The mainland has come to a point where only a determined drive for comprehensive reform can surmount problems resulting from three decades of high economic growth, says eminent economist Professor Wu Jinglian.
Delivering last week's 'Prospects for China's 12th five-year plan', part of the University of Hong Kong's Centenary Distinguished Lectures series, the 81-year old liberal economist told his audience it was no accident that the plan called for 'accelerating the transformation of the economic development pattern'.
Approved by the annual session of the National People's Congress last month, the plan provides a road map for the country's economic and social development for 2011-2015.

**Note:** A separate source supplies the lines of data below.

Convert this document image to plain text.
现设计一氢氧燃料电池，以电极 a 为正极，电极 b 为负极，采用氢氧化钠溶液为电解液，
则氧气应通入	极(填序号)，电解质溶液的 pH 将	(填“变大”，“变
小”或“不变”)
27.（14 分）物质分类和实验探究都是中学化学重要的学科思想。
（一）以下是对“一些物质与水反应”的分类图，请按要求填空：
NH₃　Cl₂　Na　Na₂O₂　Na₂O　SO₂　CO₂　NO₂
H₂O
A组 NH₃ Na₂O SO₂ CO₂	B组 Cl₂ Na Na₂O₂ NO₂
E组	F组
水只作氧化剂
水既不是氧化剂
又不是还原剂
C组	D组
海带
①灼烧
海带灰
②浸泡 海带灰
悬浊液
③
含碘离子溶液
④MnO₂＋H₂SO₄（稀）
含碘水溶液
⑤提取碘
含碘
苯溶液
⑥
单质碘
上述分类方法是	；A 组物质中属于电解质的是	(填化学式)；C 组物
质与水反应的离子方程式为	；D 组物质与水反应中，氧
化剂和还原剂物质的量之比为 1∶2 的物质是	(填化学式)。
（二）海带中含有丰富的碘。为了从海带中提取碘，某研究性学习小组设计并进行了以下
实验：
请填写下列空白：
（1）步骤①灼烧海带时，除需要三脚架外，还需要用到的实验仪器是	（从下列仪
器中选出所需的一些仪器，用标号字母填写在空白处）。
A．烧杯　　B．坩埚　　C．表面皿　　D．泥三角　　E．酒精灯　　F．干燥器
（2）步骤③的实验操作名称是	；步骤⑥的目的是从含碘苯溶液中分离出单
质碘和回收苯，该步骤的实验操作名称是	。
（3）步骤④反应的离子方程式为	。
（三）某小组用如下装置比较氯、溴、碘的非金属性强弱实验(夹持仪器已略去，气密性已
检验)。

'President Hu Jintao made a speech at a provincial-level study class early this year about the need for change. In the speech he used the term jiakuai (accelerate or move fast) 50 times, plus expressions such as 'let's lose no time'. That certainly says a lot about the urgency seen at the highest level.'
The top leader's words of course carried weight, and action immediately followed. But 'it was done within the old framework and mechanism, such as the government-led mobilisation of capital and resources. The results are less than ideal,' adds Wu, a veteran research fellow at the State Council Research Development Centre.
Such a deep-rooted mindset could be traced back as early as the 1950s when the Soviet model was introduced in China.
'China imported the investment-driven model of the Soviet Union in the first five-year plan (1953-1957), which remained basically unchanged until the 1990s,' he says.